Le même jour, à Plounéour-Ménez(Finistère), 1 250 habitants, le maire, Jean-Michel Parcheminal, ancien militant des gauches syndicales et politiques a revêtu, seul, un gilet jaune sous son écharpe tricolore. Et il dit pourquoi au Monde :

« Pour le symbole, pour leur montrer ma solidarité. En tant qu’élu, nous vivons leurs souffrances. Ce n’est quand même pas normal que nos enfants n’arrivent pas à vivre décemment de leur travail. On sent aujourd’hui sourdre un ras-le-bol général. Les taxes sur le carburant n’ont été que le déclencheur d’un malaise profond, qui s’exprime en dehors de toute organisation, de manière spontanée. » 

Douze jours plus tard, aube du 2 décembre, Le Monde :

« Gilets jaunes » : à Paris, des destructions, des violences et un mot d’ordre, ‘’Macron démission’’ »

L’Arc de Triomphe souillé, des scènes hier encore inimaginables en divers points de la capitale. 133 personnes, dont 23 membres des forces de l’ordre, blessées. Des murs tagués qui parlent comme il y a, précisément, cinquante ans. Et Chanel pillé faute de Fauchon. Télévisions et radios amplifiant en boucle un phénomène sans cesse exponentiel sur les réseaux sociaux. La quasi-totalité d’un gouvernement aux abonnés absents. Des responsables politiques aux abris. Une exaspération sans fond et des revendications insaisissables. Et le monde qui regarde Paris :

  « Escalade de la violence à Paris » (Die Welt)« La manifestation des gilets jaunes sème le chaos à Paris » (El Pais), « Gilets jaunes, l’heure de la violence : Paris brûle entre agressions et pillages » (Corriere della Sera), « L’une des manifestations antigouvernementales les plus violentes à frapper Paris depuis des décennies » (The Wall Street Journal).

On se retourne, et on ouvre la trop secrète bibliothèque du Centre national de ressources textuelles et lexicales :

Jacquerie : Soulèvement des paysans contre les seigneurs pendant la captivité de Jean le Bon, en 1358.

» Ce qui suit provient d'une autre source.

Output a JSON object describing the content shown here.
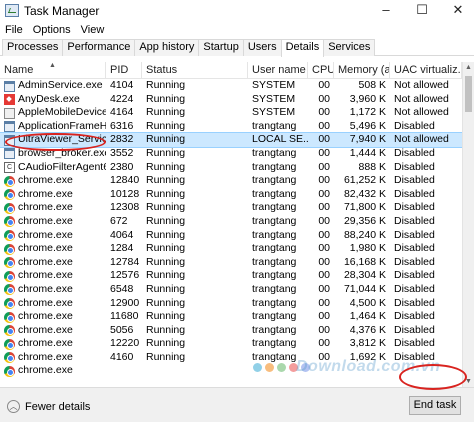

P ext. Insurrection populaire, notamment paysanne.« J’ai reçu une lettre lamentable de MmeSand. Il y a une telle misère dans son pays, qu’elle redoute une jacquerie » (Flaubert., Corresp.,1870, p. 136) ;

« Les émeutes serviles, les jacqueries, les guerres des gueux, les révoltes des rustauds » (Camus, Homme rév.,1951, p. 139) ;

« (…) quand il souffrait trop, Jacques Bonhomme se révoltait. (…) la jacquerie arme les laboureurs de leurs fourches et de leurs faux, quand il ne leur reste qu’à mourir (…). Après quatre cents ans, le cri de douleur et de colère des Jacques, passant encore à travers les champs dévastés, va faire trembler les maîtres, au fond des châteaux. (Zola, Terre,1887, p. 80.)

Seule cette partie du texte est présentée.